Two main functions have been assigned to the Vpu protein. The first function is known to induce degradation of the viral receptor molecule CD4, and the second function is to enhance the release of newly formed virions from the cell surface. Vpu accomplishes these two functions through two distinct mechanisms. In the case of CD4, Vpu acts as a molecular adaptor to connect CD4 to an E3 ubiquitin ligase complex resulting in CD4 degradation by cellular proteasomes. This requires signals located in Vpu’s cytoplasmic domain.

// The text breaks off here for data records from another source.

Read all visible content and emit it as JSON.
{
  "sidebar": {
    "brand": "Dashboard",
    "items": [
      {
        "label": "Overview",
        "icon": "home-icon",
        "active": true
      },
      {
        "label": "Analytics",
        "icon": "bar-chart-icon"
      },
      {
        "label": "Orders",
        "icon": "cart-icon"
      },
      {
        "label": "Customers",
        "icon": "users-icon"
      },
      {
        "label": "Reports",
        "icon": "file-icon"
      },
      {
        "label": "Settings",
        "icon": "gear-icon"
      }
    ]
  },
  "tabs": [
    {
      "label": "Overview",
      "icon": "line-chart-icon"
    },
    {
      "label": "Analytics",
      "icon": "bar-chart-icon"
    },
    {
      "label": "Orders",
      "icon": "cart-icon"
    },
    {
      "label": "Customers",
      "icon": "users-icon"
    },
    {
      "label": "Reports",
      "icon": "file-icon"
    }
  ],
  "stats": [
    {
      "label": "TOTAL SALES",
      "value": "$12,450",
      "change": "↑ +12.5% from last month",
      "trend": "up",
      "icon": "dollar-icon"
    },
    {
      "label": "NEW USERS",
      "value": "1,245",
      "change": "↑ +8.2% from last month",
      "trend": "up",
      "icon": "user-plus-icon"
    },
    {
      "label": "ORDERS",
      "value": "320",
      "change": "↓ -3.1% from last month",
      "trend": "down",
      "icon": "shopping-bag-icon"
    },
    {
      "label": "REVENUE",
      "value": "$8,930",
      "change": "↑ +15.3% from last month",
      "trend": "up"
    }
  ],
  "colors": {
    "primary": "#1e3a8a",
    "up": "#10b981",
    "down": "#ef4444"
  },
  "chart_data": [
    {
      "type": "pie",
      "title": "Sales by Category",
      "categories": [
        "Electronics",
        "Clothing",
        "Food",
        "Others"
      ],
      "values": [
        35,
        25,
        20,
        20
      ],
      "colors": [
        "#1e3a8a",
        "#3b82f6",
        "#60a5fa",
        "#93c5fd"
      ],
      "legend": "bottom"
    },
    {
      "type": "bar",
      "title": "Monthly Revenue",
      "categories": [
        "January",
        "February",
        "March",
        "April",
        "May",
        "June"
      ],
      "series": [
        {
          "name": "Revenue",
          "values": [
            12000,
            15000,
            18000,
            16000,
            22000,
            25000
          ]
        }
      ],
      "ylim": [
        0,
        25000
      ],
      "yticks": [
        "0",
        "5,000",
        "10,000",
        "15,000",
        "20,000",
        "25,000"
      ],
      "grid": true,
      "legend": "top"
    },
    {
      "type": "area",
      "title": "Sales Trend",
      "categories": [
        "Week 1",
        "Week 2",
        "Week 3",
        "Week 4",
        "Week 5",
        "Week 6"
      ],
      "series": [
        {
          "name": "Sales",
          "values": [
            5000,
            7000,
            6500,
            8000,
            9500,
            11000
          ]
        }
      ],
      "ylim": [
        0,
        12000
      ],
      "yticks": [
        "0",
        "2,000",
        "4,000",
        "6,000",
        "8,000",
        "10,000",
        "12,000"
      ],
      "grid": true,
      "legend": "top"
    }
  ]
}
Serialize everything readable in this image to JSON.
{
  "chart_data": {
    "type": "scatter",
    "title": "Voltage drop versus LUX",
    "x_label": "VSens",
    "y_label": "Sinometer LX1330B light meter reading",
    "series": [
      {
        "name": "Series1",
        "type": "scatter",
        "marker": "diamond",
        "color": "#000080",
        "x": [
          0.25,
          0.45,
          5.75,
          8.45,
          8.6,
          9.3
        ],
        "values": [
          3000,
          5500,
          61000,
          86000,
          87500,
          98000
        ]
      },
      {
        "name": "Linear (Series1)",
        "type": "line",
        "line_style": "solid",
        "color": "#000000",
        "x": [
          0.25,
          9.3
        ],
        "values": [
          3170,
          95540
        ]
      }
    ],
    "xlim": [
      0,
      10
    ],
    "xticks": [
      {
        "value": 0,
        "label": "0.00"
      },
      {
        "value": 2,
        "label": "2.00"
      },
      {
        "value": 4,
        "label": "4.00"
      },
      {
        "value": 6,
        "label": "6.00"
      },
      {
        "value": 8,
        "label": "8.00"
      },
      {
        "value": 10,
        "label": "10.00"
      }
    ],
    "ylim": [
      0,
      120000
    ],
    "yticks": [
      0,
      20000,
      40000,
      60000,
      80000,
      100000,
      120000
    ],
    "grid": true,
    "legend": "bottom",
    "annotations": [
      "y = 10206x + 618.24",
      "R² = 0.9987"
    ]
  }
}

Enhancement of virus release on the other hand involves the neutralization of a cellular host factor, BST-2 (also known as CD317, HM1.24, or tetherin) and requires Vpu’s TM domain. however, the exact mechanism of how Vpu counteracts BST-2 is still unclear. In the absence of Vpu, tetherin binds to the viral envelope and ties it to the cell membrane and other viral particles, impeding release of the viral particles. Recent data suggest that the BST-2 transmembrane domain is crucial for interference by Vpu. The interaction of Vpu and BST-2 results in the downregulation of BST-2 from the cell surface.

BST-2, which is an interferon (IFN)-inducible cell surface protein, appears to “tether” HIV to the cell in the absence of Vpu. BST-2 is a heavily glycosylated 29- to 33-kDa integral membrane protein with both a transmembrane domain and a putative glycosylphosphatidylinositol anchor (GPI). At the cell surface, BST2 resides in lipid rafts through the GPI anchor, whereas its TM domain lies outside them, indirectly interacting with the actin cytoskeleton. Vpu primary site of action is the plasma membrane, where this protein targets cell-surface BST-2 through their mutual TM-to-TM binding, leading to lysosomes, partially dependent on βTrCP.

== Structure ==

Viral protein "u" (Vpu) is an oligomeric, 81-amino acid type I membrane protein (16 kDa) that is translated from vpu-env bicistronic mRNA. The N-terminus of Vpu encoding the transmembrane (TM) anchor represents an active domain important for the regulation of virus release but not CD4 degradation. The C-terminal cytoplasmic domain (54 residues) that contains a pair of serine residues (at positions 52 and 56) constitutively phosphorylated by casein kinase 2. The phosphorylation of two serine residues in the cytoplasmic domain is critical for CD4 degradation in the ER. Based on 2D 1H NMR spectroscopy of a peptide corresponding to the cytoplasmic domain of Vpu, it was proposed that the cytoplasmic domain of Vpu contains two α-helical domains, helix-1 and helix-2, which are connected by an unstructured region containing the two conserved phosphoseryl residues. In addition, computer models predict a third α-helical domain in the transmembrane domain of Vpu, which could play an important role in the formation of ion channels.